Calhoun focused on two contributing factors to this so-called “rise of the mid-majors.” One was the gradual spreading of talent across 300-plus Division I programs, thanks to reductions in scholarship limits over several decades, from 18 to 15 to 13. The other has been the large number of star players who first skipped directly from high school to the NBA and, since 2005, play one year of college ball before turning pro. Calhoun said this week he counted 23 current NBA players who would still be playing in college had they not left early.

http://www.pjstar.com/news/x1700894996/Wessler-Butler-here-for-the-parting-gifts
 
i would hate to see the limit raised. if anything, it should be lowered to 12.

you can only play five, raising the limit would just lead to more players being recruited with no realistic chance to get meaningful minutes, and hence, more unhappy players and more transfers.
 
i would hate to see the limit raised. if anything, it should be lowered to 12.

you can only play five, raising the limit would just lead to more players being recruited with no realistic chance to get meaningful minutes, and hence, more unhappy players and more transfers.

Yeah, I don't think the limit should be raised. But I would hate to see it lowered too much. Going to 12 might not be all that bad. All it takes is a defection or two during the season, a semester where someone doesn't make his grades, a rash of injuries and a transfer sitting the year out, to cut into that total in a hurry.

I remember a time not long ago when OU tipped the season off thinking we had plenty of depth to go ten or more deep, only to finish the season barely getting by with a seven or eight player rotation.
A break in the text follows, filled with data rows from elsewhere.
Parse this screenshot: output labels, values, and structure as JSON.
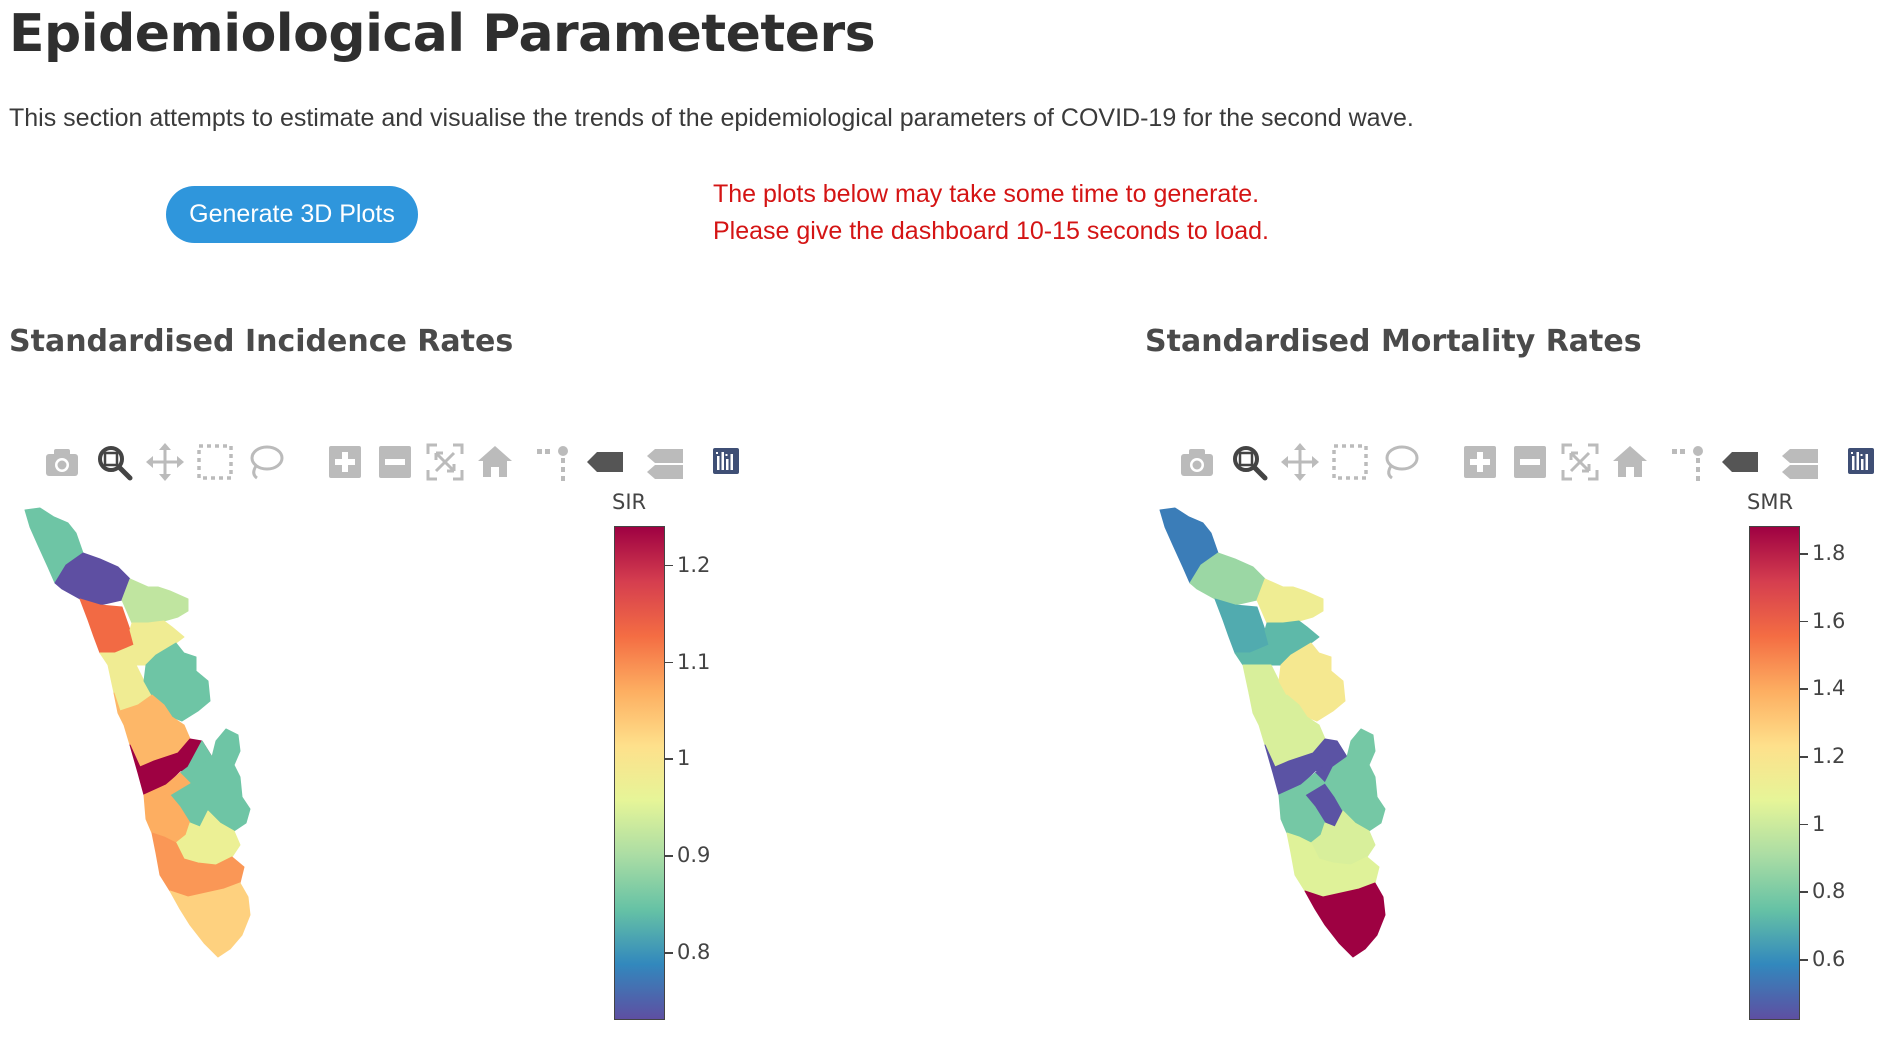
{
  "page": {
    "title": "Epidemiological Parameteters",
    "description": "This section attempts to estimate and visualise the trends of the epidemiological parameters of COVID-19 for the second wave.",
    "generate_button": "Generate 3D Plots",
    "notice_line1": "The plots below may take some time to generate.",
    "notice_line2": "Please give the dashboard 10-15 seconds to load."
  },
  "modebar_icons": [
    "camera-icon",
    "zoom-icon",
    "pan-icon",
    "box-select-icon",
    "lasso-select-icon",
    "zoom-in-icon",
    "zoom-out-icon",
    "autoscale-icon",
    "reset-axes-icon",
    "spike-lines-icon",
    "hover-closest-icon",
    "hover-compare-icon",
    "plotly-logo-icon"
  ],
  "colors": {
    "button": "#2f96dc",
    "notice": "#d41414",
    "colorscale": [
      "#5e4fa2",
      "#3288bd",
      "#66c2a5",
      "#abdda4",
      "#e6f598",
      "#fee08b",
      "#fdae61",
      "#f46d43",
      "#d53e4f",
      "#9e0142"
    ]
  },
  "left_map": {
    "section_title": "Standardised Incidence Rates",
    "colorbar_title": "SIR",
    "ticks": [
      "1.2",
      "1.1",
      "1",
      "0.9",
      "0.8"
    ],
    "range": [
      0.73,
      1.24
    ],
    "district_values": [
      0.85,
      0.73,
      1.13,
      0.92,
      0.98,
      0.98,
      0.85,
      1.06,
      1.24,
      0.85,
      0.85,
      1.07,
      0.97,
      1.09,
      1.03
    ]
  },
  "right_map": {
    "section_title": "Standardised Mortality Rates",
    "colorbar_title": "SMR",
    "ticks": [
      "1.8",
      "1.6",
      "1.4",
      "1.2",
      "1",
      "0.8",
      "0.6"
    ],
    "range": [
      0.42,
      1.88
    ],
    "district_values": [
      0.55,
      0.87,
      0.68,
      1.13,
      0.72,
      1.03,
      1.17,
      1.03,
      0.43,
      0.43,
      0.78,
      0.78,
      1.03,
      1.05,
      1.88
    ]
  }
}
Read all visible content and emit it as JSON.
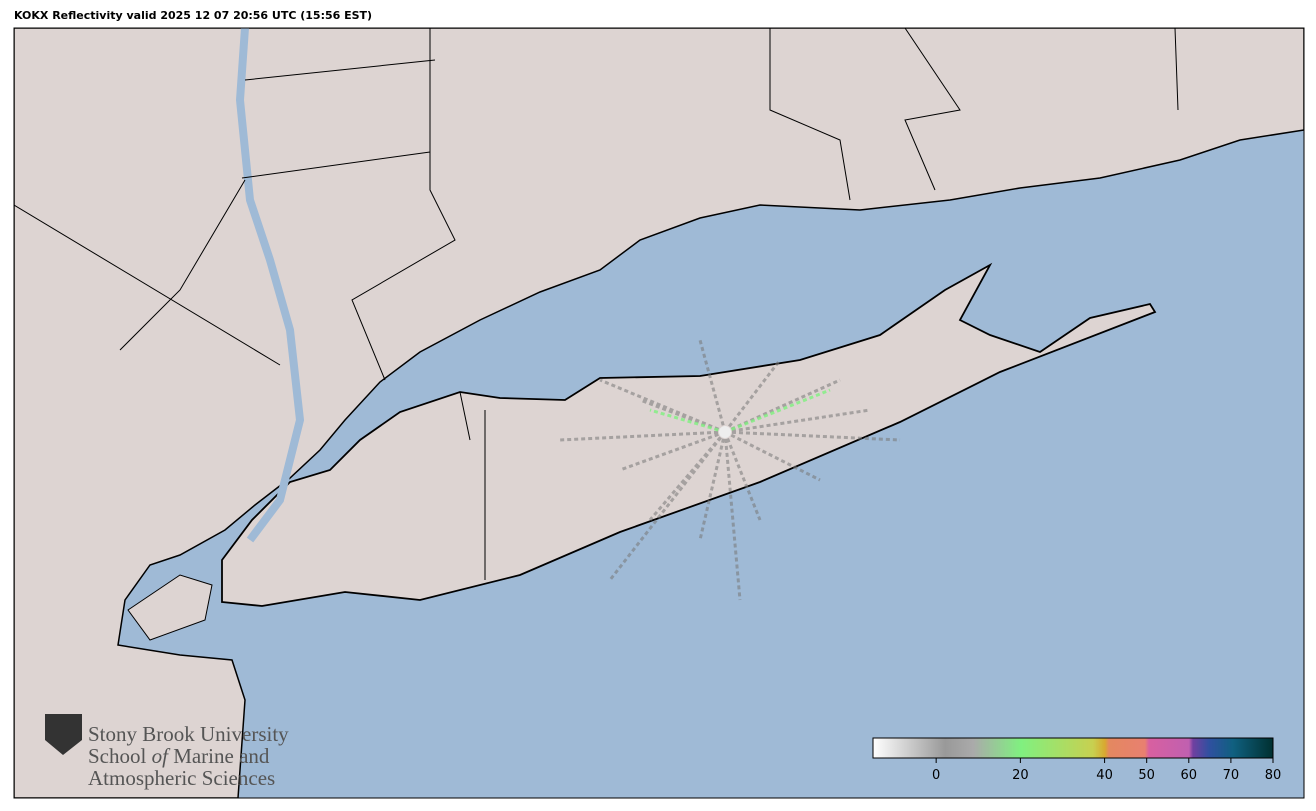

Those 13 schollies have a way of disappearing pretty fast sometimes.
 
i would hate to see the limit raised. if anything, it should be lowered to 12.

you can only play five, raising the limit would just lead to more players being recruited with no realistic chance to get meaningful minutes, and hence, more unhappy players and more transfers.

and all the while being more expensive for the AD, when those moneys could go to a student-athlete in split schollie sports, like baseball or into tutoring services or whatever.